Beat what? I couldn’t care less. There’s nothing in the film that was not already said. You must understand that after the second Lebanon war in 2006, a lot of soldiers refused to serve, and it was published in the newspapers. Nothing happened. Some of them were treated as … not heroes, but it was perceived that they saved the lives of other soldiers. There was a very famous event when a young reserve officer refused to go. He said, “I’m not going in with my soldiers, they will die for nothing, they are not prepared.” They were thinking of trying him, but they knew that the trial would do so much damage. So my film, released two years later, was nothing compared to reality.

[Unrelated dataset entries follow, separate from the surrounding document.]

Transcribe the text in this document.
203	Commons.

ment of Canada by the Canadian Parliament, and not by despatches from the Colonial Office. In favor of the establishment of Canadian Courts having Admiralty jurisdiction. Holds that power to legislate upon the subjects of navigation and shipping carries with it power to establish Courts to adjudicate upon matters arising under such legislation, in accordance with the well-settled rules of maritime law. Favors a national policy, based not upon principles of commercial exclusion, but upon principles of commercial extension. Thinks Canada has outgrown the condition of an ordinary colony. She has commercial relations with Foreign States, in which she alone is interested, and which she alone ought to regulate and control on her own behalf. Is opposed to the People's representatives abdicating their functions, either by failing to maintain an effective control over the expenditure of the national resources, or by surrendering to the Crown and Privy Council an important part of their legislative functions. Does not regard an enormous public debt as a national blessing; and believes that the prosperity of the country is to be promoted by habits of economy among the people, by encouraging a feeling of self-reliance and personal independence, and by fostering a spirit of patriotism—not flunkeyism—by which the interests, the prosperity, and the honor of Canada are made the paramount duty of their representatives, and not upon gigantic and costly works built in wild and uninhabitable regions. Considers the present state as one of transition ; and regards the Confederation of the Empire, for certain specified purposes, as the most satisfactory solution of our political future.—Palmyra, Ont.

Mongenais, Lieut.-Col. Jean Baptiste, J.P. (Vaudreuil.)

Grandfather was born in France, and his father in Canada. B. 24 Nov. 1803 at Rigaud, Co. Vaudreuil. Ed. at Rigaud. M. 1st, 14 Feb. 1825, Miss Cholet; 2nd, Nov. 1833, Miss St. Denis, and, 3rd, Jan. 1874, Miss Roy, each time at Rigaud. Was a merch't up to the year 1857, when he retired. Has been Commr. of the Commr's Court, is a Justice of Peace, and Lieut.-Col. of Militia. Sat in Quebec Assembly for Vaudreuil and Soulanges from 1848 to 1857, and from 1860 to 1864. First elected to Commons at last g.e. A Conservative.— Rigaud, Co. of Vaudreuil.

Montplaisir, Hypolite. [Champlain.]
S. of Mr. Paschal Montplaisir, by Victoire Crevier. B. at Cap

This must have been a period of great turmoil for you. Were you also in therapy?

It’s like sitting in front of a shrink and talking. I used to belong to that cult, but I’m out now. I’m not a believer anymore. It’s too cheap to just turn it into psychotherapy, into repressed memory. It’s not that I went through the experience and then lost my memory. There are missing parts. When I was released from service I did a lot in order to forget. I disconnected my strings with people who were with me. A lot came back during the process of making the movie. It was not awful, because I don’t treat it as a nightmare. I was going through major changes throughout those four years. I became 40, and from being single and really free, I became a father of three, and I made this film — everything happened together. I think that one of the reasons I made this film was because I became a father.

What’s next?

I optioned a Stanislaw Lem book, The Futurological Congress. I’m going to do it as part animation, part live action, with an American actress in English. It’s a big European co-production. It’s a very complicated novel, and I want to use the invention we have in Waltz for fiction and see if it works.

You’ve already broken down the division between fiction and nonfiction in Waltz.

It’s about time. ’Cause I think the division is really boring.